Azure Batch

Azure Batch has been created to provide a simple way of running containers and simple commands on Azure without you having to closely manage the underlying VM infrastructure (although a knowledge of the underlying infrastructure will always be useful). While Azure Batch does not have an understanding of CWL like a full-on workflow engine, it does provide a very simple way to run a large number of Dockstore tools at scale.

Azure Batch also provides a client-side tool called Batch Shipyard which provides a number of features including a simple command-line interface for submitting batch jobs.

Of course, keep in mind that if you have a knowledge of CWL and/or do not need the Dockstore command-line to do file provisioning, you can decompose the underlying command-line invocation for the tool and use that as the command for your jobs, gaining a bit of performance. This tutorial focuses on using cwltool and using the Dockstore command-line to provide an experience that is more akin to running Dockstore or cwltool on the command-line out of the box.

  1. Run through Azure Shipyard’s Linux Installation Guide and then the Quickstart guide with one of the sample tools such as Torch-CPU.

  2. With the shipyyard CLI setup, get the md5sum sample recipes from GitHub

    $ git clone https://github.com/dockstore/batch_wrapper.git
    $ cd batch_wrapper/azure/
    
  3. Fill out your config.json, credentials.json, and jobs.json in config.dockstore.md5sum. If you have trouble finding your access keys, take a look at this article. In jobs.json note that we use AWS keys to provision or save the final output files. You will also need to modify the parameter json file md5sum.s3.json to reflect the location of your S3 bucket.
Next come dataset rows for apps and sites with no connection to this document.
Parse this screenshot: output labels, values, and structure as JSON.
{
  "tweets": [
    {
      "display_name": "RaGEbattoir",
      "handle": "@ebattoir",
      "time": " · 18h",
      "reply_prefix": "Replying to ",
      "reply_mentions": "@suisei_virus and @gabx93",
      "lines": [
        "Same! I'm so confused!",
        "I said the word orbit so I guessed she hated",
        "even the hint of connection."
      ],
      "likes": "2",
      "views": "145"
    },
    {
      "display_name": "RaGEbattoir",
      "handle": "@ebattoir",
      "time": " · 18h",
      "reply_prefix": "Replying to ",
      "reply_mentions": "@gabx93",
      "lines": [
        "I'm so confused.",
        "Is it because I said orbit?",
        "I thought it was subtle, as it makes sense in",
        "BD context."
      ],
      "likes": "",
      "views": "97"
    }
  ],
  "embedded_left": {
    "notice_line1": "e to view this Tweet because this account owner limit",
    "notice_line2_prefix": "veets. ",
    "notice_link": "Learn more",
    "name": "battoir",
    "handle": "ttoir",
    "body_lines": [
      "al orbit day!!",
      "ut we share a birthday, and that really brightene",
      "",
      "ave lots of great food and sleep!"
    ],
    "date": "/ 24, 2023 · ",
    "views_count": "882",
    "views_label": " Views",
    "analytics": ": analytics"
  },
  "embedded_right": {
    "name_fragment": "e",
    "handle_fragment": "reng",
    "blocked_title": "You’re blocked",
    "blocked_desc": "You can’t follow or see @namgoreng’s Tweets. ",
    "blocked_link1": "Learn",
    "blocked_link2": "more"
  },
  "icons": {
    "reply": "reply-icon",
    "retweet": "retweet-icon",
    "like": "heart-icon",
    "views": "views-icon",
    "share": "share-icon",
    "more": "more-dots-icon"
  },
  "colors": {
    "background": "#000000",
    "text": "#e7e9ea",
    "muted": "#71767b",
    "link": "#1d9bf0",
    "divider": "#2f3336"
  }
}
  4. Create a compute pool. Note that this pool is not setup to automatically resize. You may also need to pick a larger VM size with a larger dataset.
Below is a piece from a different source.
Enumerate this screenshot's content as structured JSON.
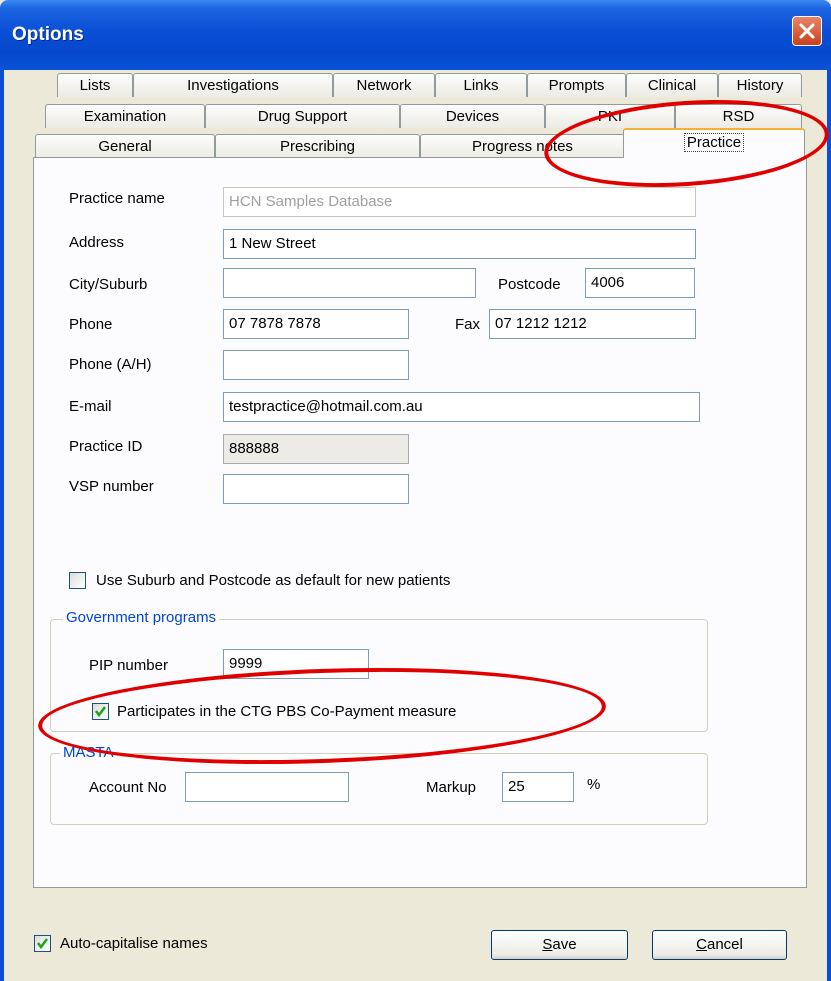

    $ ./shipyard pool add --configdir config.dockstore.md5sum
    
  5. Submit the job and watch the output (this should take roughly a minute if the pool already exists)

    $ ./shipyard jobs add --configdir config.dockstore.md5sum --tail stdout.txt
    2017-05-24 14:19:21.543 INFO - Adding job dockstorejob to pool dockstore
    2017-05-24 14:19:21.989 INFO - uploading file /tmp/tmp7lgz7_j7 as 'shipyardtaskrf-dockstorejob/dockertask-00012.shipyard.envlist'
    2017-05-24 14:19:22.027 DEBUG - submitting 1 tasks (0 -> 0) to job dockstorejob
    2017-05-24 14:19:22.090 INFO - submitted all 1 tasks to job dockstorejob
    2017-05-24 14:19:22.090 DEBUG - attempting to stream file stdout.txt from job=dockstorejob task=dockertask-00012
    Creating directories for run of Dockstore launcher at: ./datastore//launcher-e849c691-cc47-4bfa-a443-b8830794ae0a
    Provisioning your input files to your local machine
    Downloading: #input_file from https://raw.githubusercontent.com/briandoconnor/dockstore-tool-md5sum/master/md5sum.input into directory: /mnt/batch/tasks/workitems/dockstorejob/job-1/dockertask-00012/wd/./datastore/launcher-e849c691-cc47-4bfa-a443-b8830794ae0a/inputs/ce735ade-8c46-4736-a7d8-2fc0cb7d2e87
    [##################################################] 100%
    Calling out to cwltool to run your tool
    ...
    Final process status is success
    
    Saving copy of cwltool stdout to: /mnt/batch/tasks/workitems/dockstorejob/job-1/dockertask-00012/wd/./datastore/launcher-e849c691-cc47-4bfa-a443-b8830794ae0a/outputs/cwltool.stdout.txt
    Saving copy of cwltool stderr to: /mnt/batch/tasks/workitems/dockstorejob/job-1/dockertask-00012/wd/./datastore/launcher-e849c691-cc47-4bfa-a443-b8830794ae0a/outputs/cwltool.stderr.txt
    
    Provisioning your output files to their final destinations
    Uploading: #output_file from /mnt/batch/tasks/workitems/dockstorejob/job-1/dockertask-00012/wd/./datastore/launcher-e849c691-cc47-4bfa-a443-b8830794ae0a/outputs/md5sum.txt to : s3://dockstore.temp/md5sum.txt
    Calling on plugin io.dockstore.provision.S3Plugin$S3Provision to provision to s3://dockstore.temp/md5sum.txt
    [##################################################] 100%
    
  6. You can repeat the process with config.dockstore.bwa which is a more realistic bioinformatics workflow from the PCAWG project and takes roughly seven hours.